The storm happened the day before my birthday and, honestly, I had a lousy birthday. The storm wasn’t a big deal; it was just a tough day emotionally. On top of that the power was out, a river was running through my basement, the greenhouse and boat had both been destroyed, and there was debris everywhere. My birthday was about cleaning up and functioning with few resources.
But I am so rich in people who love me: Friends who were persistent in calling even though phone lines were down for days. My husband who refused to leave my side. My kids who made a point to let me know they were loving me.
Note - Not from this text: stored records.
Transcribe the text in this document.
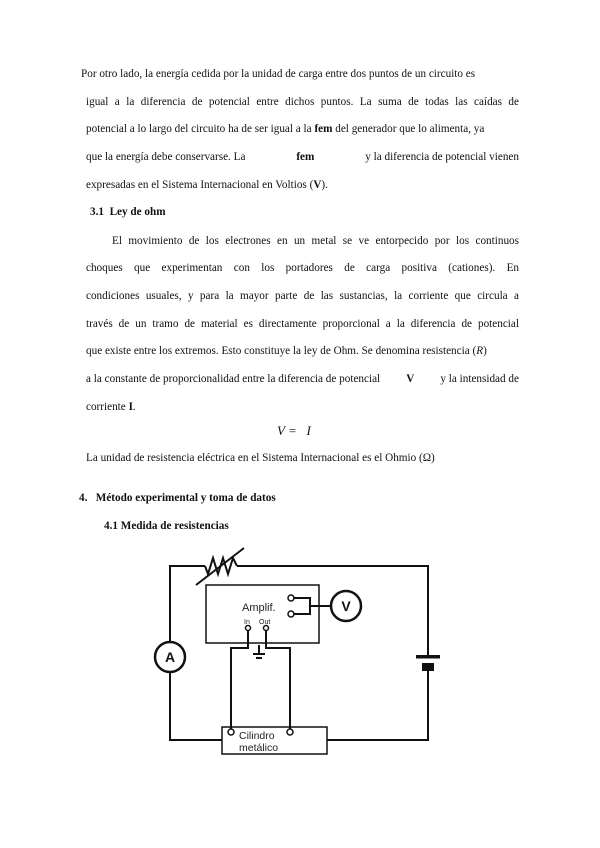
Por otro lado, la energía cedida por la unidad de carga entre dos puntos de un circuito es
igual a la diferencia de potencial entre dichos puntos. La suma de todas las caídas de
potencial a lo largo del circuito ha de ser igual a la fem del generador que lo alimenta, ya
que la energía debe conservarse. La	fem	y la diferencia de potencial vienen
expresadas en el Sistema Internacional en Voltios (V).
3.1 Ley de ohm
El movimiento de los electrones en un metal se ve entorpecido por los continuos
choques que experimentan con los portadores de carga positiva (cationes). En
condiciones usuales, y para la mayor parte de las sustancias, la corriente que circula a
través de un tramo de material es directamente proporcional a la diferencia de potencial
que existe entre los extremos. Esto constituye la ley de Ohm. Se denomina resistencia (R)
a la constante de proporcionalidad entre la diferencia de potencial V y la intensidad de
corriente I.
V = I
La unidad de resistencia eléctrica en el Sistema Internacional es el Ohmio (Ω)
4. Método experimental y toma de datos
4.1 Medida de resistencias
Amplif.
In Out
V
A
Cilindro
metálico
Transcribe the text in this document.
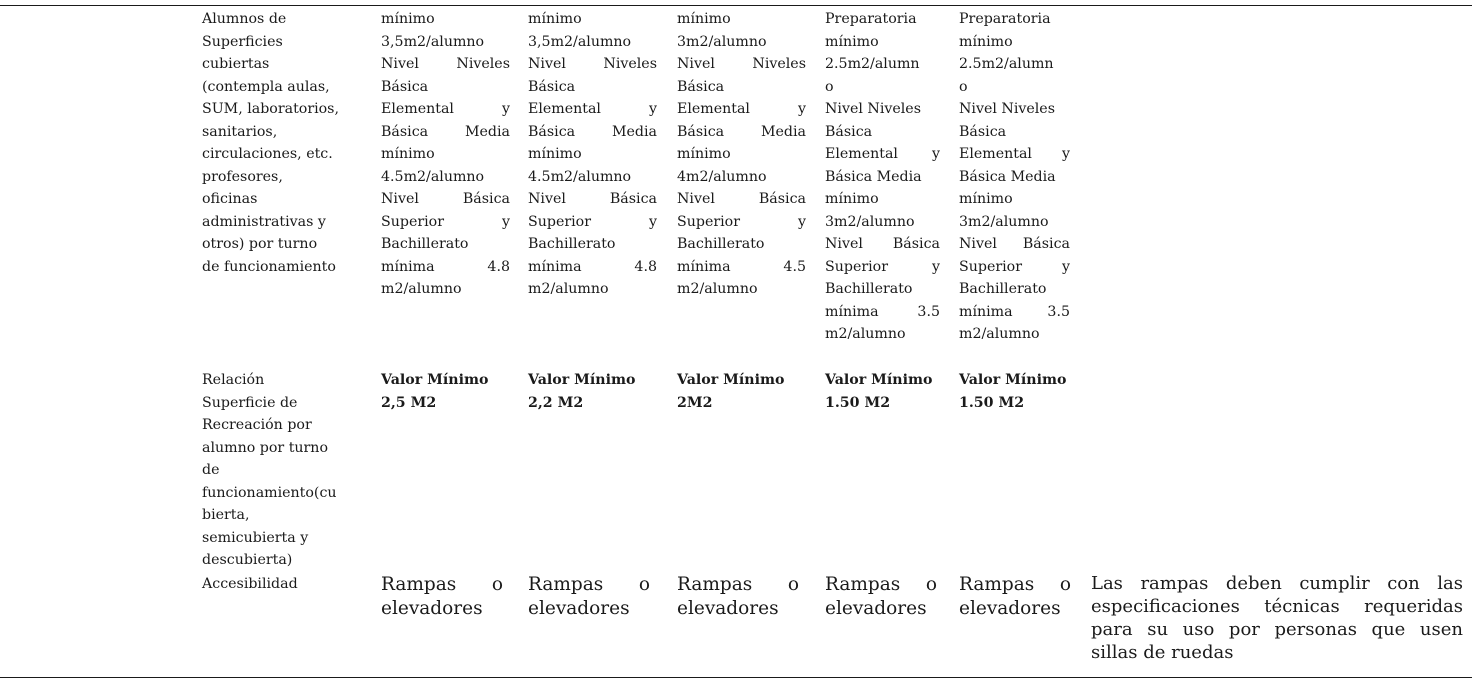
Alumnos de
Superficies
cubiertas
(contempla aulas,
SUM, laboratorios,
sanitarios,
circulaciones, etc.
profesores,
oficinas
administrativas y
otros) por turno
de funcionamiento
mínimo
3,5m2/alumno
Nivel Niveles
Básica
Elemental y
Básica Media
mínimo
4.5m2/alumno
Nivel Básica
Superior y
Bachillerato
mínima 4.8
m2/alumno
mínimo
3,5m2/alumno
Nivel Niveles
Básica
Elemental y
Básica Media
mínimo
4.5m2/alumno
Nivel Básica
Superior y
Bachillerato
mínima 4.8
m2/alumno
mínimo
3m2/alumno
Nivel Niveles
Básica
Elemental y
Básica Media
mínimo
4m2/alumno
Nivel Básica
Superior y
Bachillerato
mínima 4.5
m2/alumno
Preparatoria
mínimo
2.5m2/alumn
o
Nivel Niveles
Básica
Elemental y
Básica Media
mínimo
3m2/alumno
Nivel Básica
Superior y
Bachillerato
mínima 3.5
m2/alumno
Preparatoria
mínimo
2.5m2/alumn
o
Nivel Niveles
Básica
Elemental y
Básica Media
mínimo
3m2/alumno
Nivel Básica
Superior y
Bachillerato
mínima 3.5
m2/alumno
Relación
Superficie de
Recreación por
alumno por turno
de
funcionamiento(cu
bierta,
semicubierta y
descubierta)
Valor Mínimo
2,5 M2
Valor Mínimo
2,2 M2
Valor Mínimo
2M2
Valor Mínimo
1.50 M2
Valor Mínimo
1.50 M2
Accesibilidad	Rampas o
elevadores
Rampas o
elevadores
Rampas o
elevadores
Rampas o
elevadores
Rampas o
elevadores
Las rampas deben cumplir con las
especificaciones técnicas requeridas
para su uso por personas que usen
sillas de ruedas
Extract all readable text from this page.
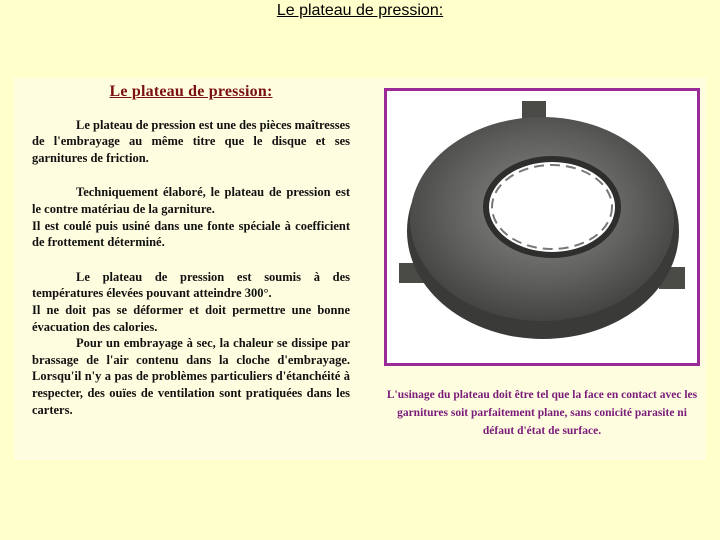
Le plateau de pression:
Le plateau de pression:

Le plateau de pression est une des pièces maîtresses de l'embrayage au même titre que le disque et ses garnitures de friction.

Techniquement élaboré, le plateau de pression est le contre matériau de la garniture.

Il est coulé puis usiné dans une fonte spéciale à coefficient de frottement déterminé.

Le plateau de pression est soumis à des températures élevées pouvant atteindre 300°.

Il ne doit pas se déformer et doit permettre une bonne évacuation des calories.

Pour un embrayage à sec, la chaleur se dissipe par brassage de l'air contenu dans la cloche d'embrayage. Lorsqu'il n'y a pas de problèmes particuliers d'étanchéité à respecter, des ouïes de ventilation sont pratiquées dans les carters.

L'usinage du plateau doit être tel que la face en contact avec les garnitures soit parfaitement plane, sans conicité parasite ni défaut d'état de surface.
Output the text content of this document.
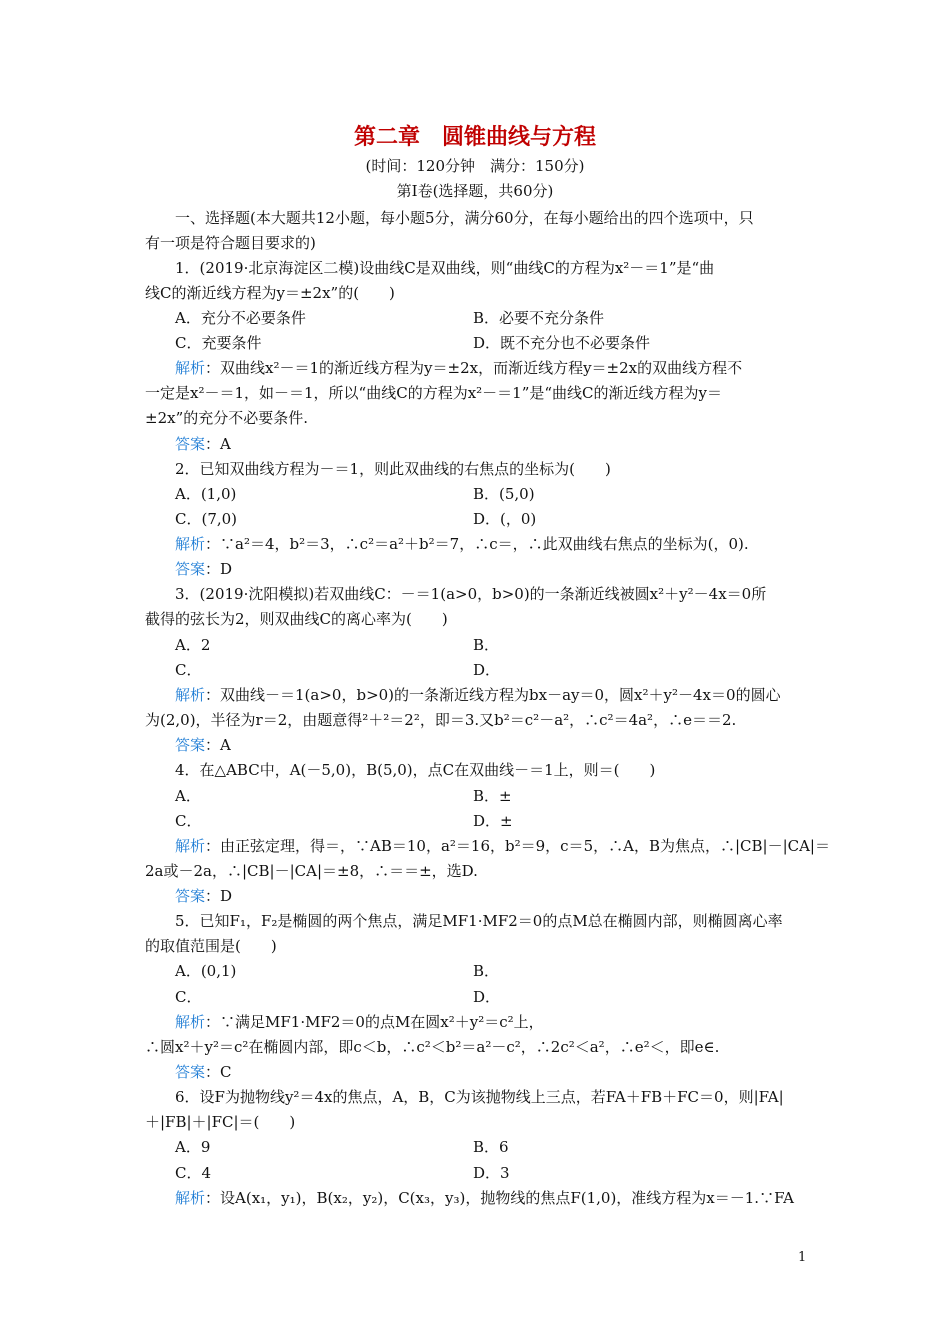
第二章　圆锥曲线与方程
(时间：120分钟　满分：150分)
第Ⅰ卷(选择题，共60分)
一、选择题(本大题共12小题，每小题5分，满分60分，在每小题给出的四个选项中，只
有一项是符合题目要求的)
1．(2019·北京海淀区二模)设曲线C是双曲线，则“曲线C的方程为x²－＝1”是“曲
线C的渐近线方程为y＝±2x”的(　　)
A．充分不必要条件	B．必要不充分条件
C．充要条件	D．既不充分也不必要条件
解析：双曲线x²－＝1的渐近线方程为y＝±2x，而渐近线方程y＝±2x的双曲线方程不
一定是x²－＝1，如－＝1，所以“曲线C的方程为x²－＝1”是“曲线C的渐近线方程为y＝
±2x”的充分不必要条件.
答案：A
2．已知双曲线方程为－＝1，则此双曲线的右焦点的坐标为(　　)
A．(1,0)	B．(5,0)
C．(7,0)	D．(，0)
解析：∵a²＝4，b²＝3，∴c²＝a²＋b²＝7，∴c＝，∴此双曲线右焦点的坐标为(，0).
答案：D
3．(2019·沈阳模拟)若双曲线C：－＝1(a>0，b>0)的一条渐近线被圆x²＋y²－4x＝0所
截得的弦长为2，则双曲线C的离心率为(　　)
A．2	B．
C．	D．
解析：双曲线－＝1(a>0，b>0)的一条渐近线方程为bx－ay＝0，圆x²＋y²－4x＝0的圆心
为(2,0)，半径为r＝2，由题意得²＋²＝2²，即＝3.又b²＝c²－a²，∴c²＝4a²，∴e＝＝2.
答案：A
4．在△ABC中，A(－5,0)，B(5,0)，点C在双曲线－＝1上，则＝(　　)
A．	B．±
C．	D．±
解析：由正弦定理，得＝，∵AB＝10，a²＝16，b²＝9，c＝5，∴A，B为焦点，∴|CB|－|CA|＝
2a或－2a，∴|CB|－|CA|＝±8，∴＝＝±，选D.
答案：D
5．已知F₁，F₂是椭圆的两个焦点，满足MF1·MF2＝0的点M总在椭圆内部，则椭圆离心率
的取值范围是(　　)
A．(0,1)	B．
C．	D．
解析：∵满足MF1·MF2＝0的点M在圆x²＋y²＝c²上，
∴圆x²＋y²＝c²在椭圆内部，即c＜b，∴c²＜b²＝a²－c²，∴2c²＜a²，∴e²＜，即e∈.
答案：C
6．设F为抛物线y²＝4x的焦点，A，B，C为该抛物线上三点，若FA＋FB＋FC＝0，则|FA|
＋|FB|＋|FC|＝(　　)
A．9	B．6
C．4	D．3
解析：设A(x₁，y₁)，B(x₂，y₂)，C(x₃，y₃)，抛物线的焦点F(1,0)，准线方程为x＝－1.∵FA
1
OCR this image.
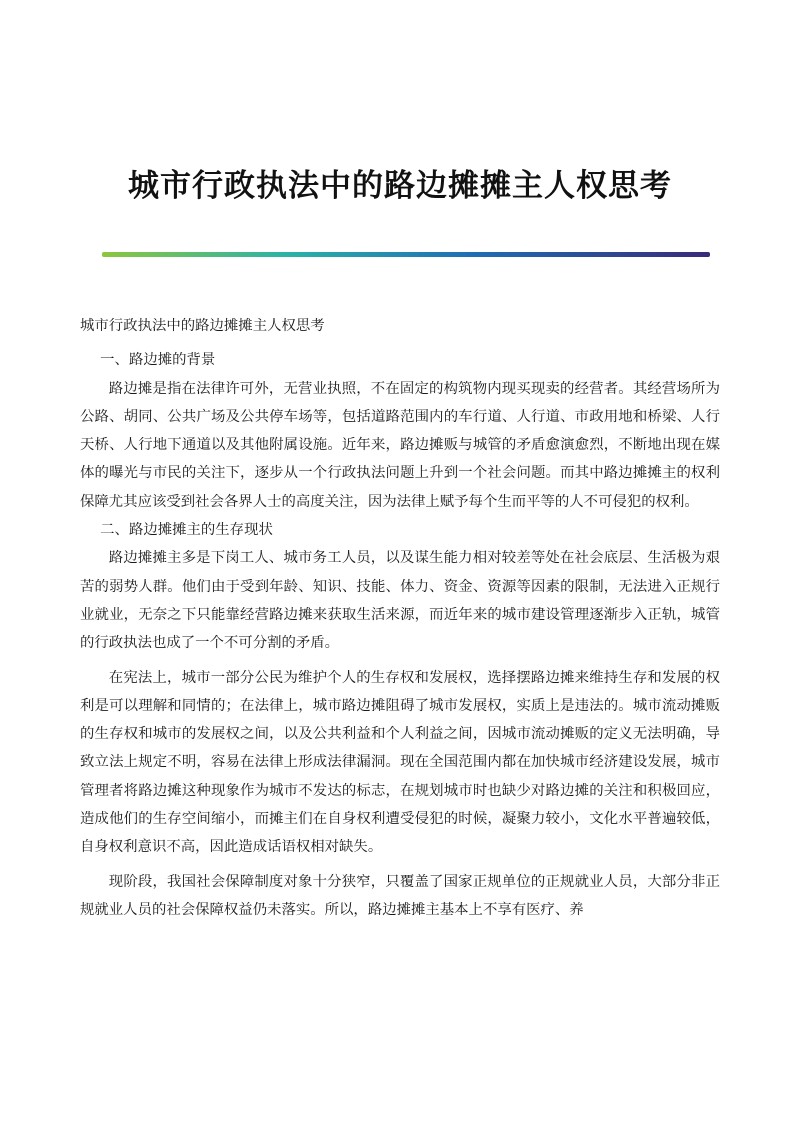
城市行政执法中的路边摊摊主人权思考

城市行政执法中的路边摊摊主人权思考

一、路边摊的背景

路边摊是指在法律许可外，无营业执照，不在固定的构筑物内现买现卖的经营者。其经营场所为公路、胡同、公共广场及公共停车场等，包括道路范围内的车行道、人行道、市政用地和桥梁、人行天桥、人行地下通道以及其他附属设施。近年来，路边摊贩与城管的矛盾愈演愈烈，不断地出现在媒体的曝光与市民的关注下，逐步从一个行政执法问题上升到一个社会问题。而其中路边摊摊主的权利保障尤其应该受到社会各界人士的高度关注，因为法律上赋予每个生而平等的人不可侵犯的权利。

二、路边摊摊主的生存现状

路边摊摊主多是下岗工人、城市务工人员，以及谋生能力相对较差等处在社会底层、生活极为艰苦的弱势人群。他们由于受到年龄、知识、技能、体力、资金、资源等因素的限制，无法进入正规行业就业，无奈之下只能靠经营路边摊来获取生活来源，而近年来的城市建设管理逐渐步入正轨，城管的行政执法也成了一个不可分割的矛盾。

在宪法上，城市一部分公民为维护个人的生存权和发展权，选择摆路边摊来维持生存和发展的权利是可以理解和同情的；在法律上，城市路边摊阻碍了城市发展权，实质上是违法的。城市流动摊贩的生存权和城市的发展权之间，以及公共利益和个人利益之间，因城市流动摊贩的定义无法明确，导致立法上规定不明，容易在法律上形成法律漏洞。现在全国范围内都在加快城市经济建设发展，城市管理者将路边摊这种现象作为城市不发达的标志，在规划城市时也缺少对路边摊的关注和积极回应，造成他们的生存空间缩小，而摊主们在自身权利遭受侵犯的时候，凝聚力较小，文化水平普遍较低，自身权利意识不高，因此造成话语权相对缺失。

现阶段，我国社会保障制度对象十分狭窄，只覆盖了国家正规单位的正规就业人员，大部分非正规就业人员的社会保障权益仍未落实。所以，路边摊摊主基本上不享有医疗、养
I am just so blessed.
But what really hit home was the experience of the wind in light of Pentecost – the arrival of the Helper, the Gift of God, the Promise, the Holy Spirit. We have a power dwelling in us that the world simply can’t understand. It is a power to be at peace in the midst of the storm, to be bold in the face of adversity, to be fearless against any adversary.
It is standing firm on even the most blustery day.